Results and Analysis

The comparative paper conducted using clem:todd reveals significant trends and findings:

  • Model Size and Task Performance: Larger models, such as GPT-4o and Qwen2.5-32B, achieve higher task success rates across various dialogue tasks, especially in monolithic setups. Smaller models often produced invalid outputs due to format violations.
  • Monolithic vs. Modular Systems: While monolithic systems offer lower computational costs, modular architectures, particularly those using LLMs for dynamic module management, present valuable trade-offs between flexibility and computational efficiency. The Modular-LLM approach, in particular, strikes a favorable balance.
  • Influence of User Simulator Quality: The quality of user simulations significantly affects dialogue system performance, with robust simulations enhancing evaluation reliability. The paper introduced the us-spread metric to quantitatively reflect this impact on system robustness.

Implications and Future Directions

The implications of this research extend across both practical applications and theoretical exploration in AI. The clem:todd framework informs developers about optimal dialogue system designs relative to desired outcomes and resource constraints. Furthermore, it emphasizes the importance of robust user simulation in achieving reliable evaluations and model comparisons.

Future work will likely build upon clem:todd's foundations to explore multi-agent dialogue scenarios or further elaborate on the modular design of dialogue systems to capture more complex interaction dynamics.
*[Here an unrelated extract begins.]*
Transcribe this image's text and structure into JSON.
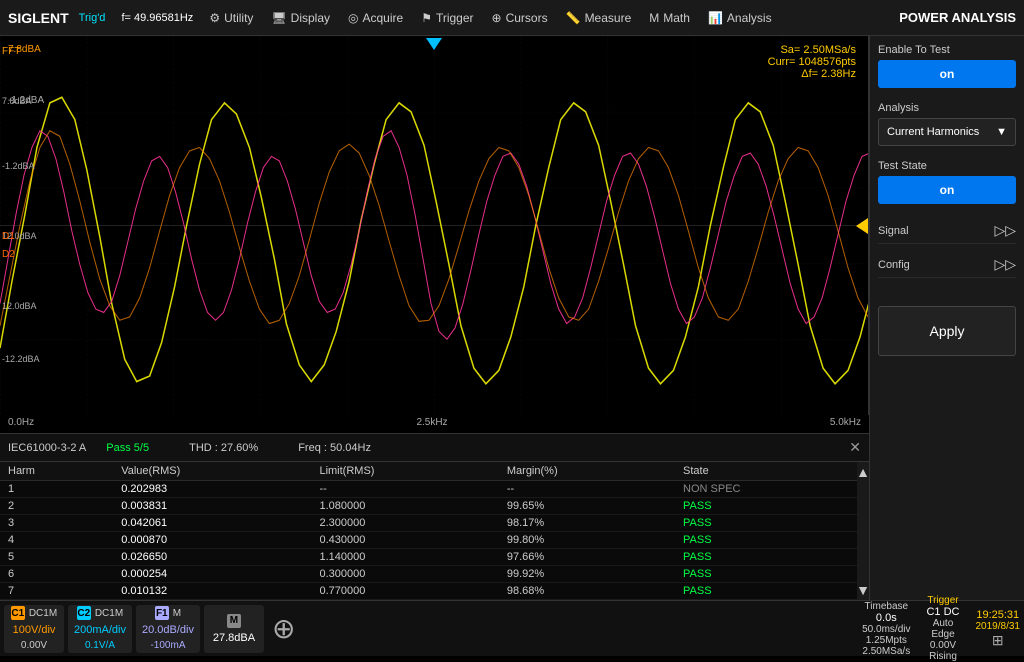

Enhancing the diversity of simulated dialogues could also augment the robustness and adaptability of TOD evaluations. Addressing the limitations noted by the authors, including the strict response format adherence and the need for more closed-weight models, could further refine dialogue system benchmarking. Overall, clem:todd represents a significant step towards achieving more standardized and insightful evaluations in the development of task-oriented dialogue systems.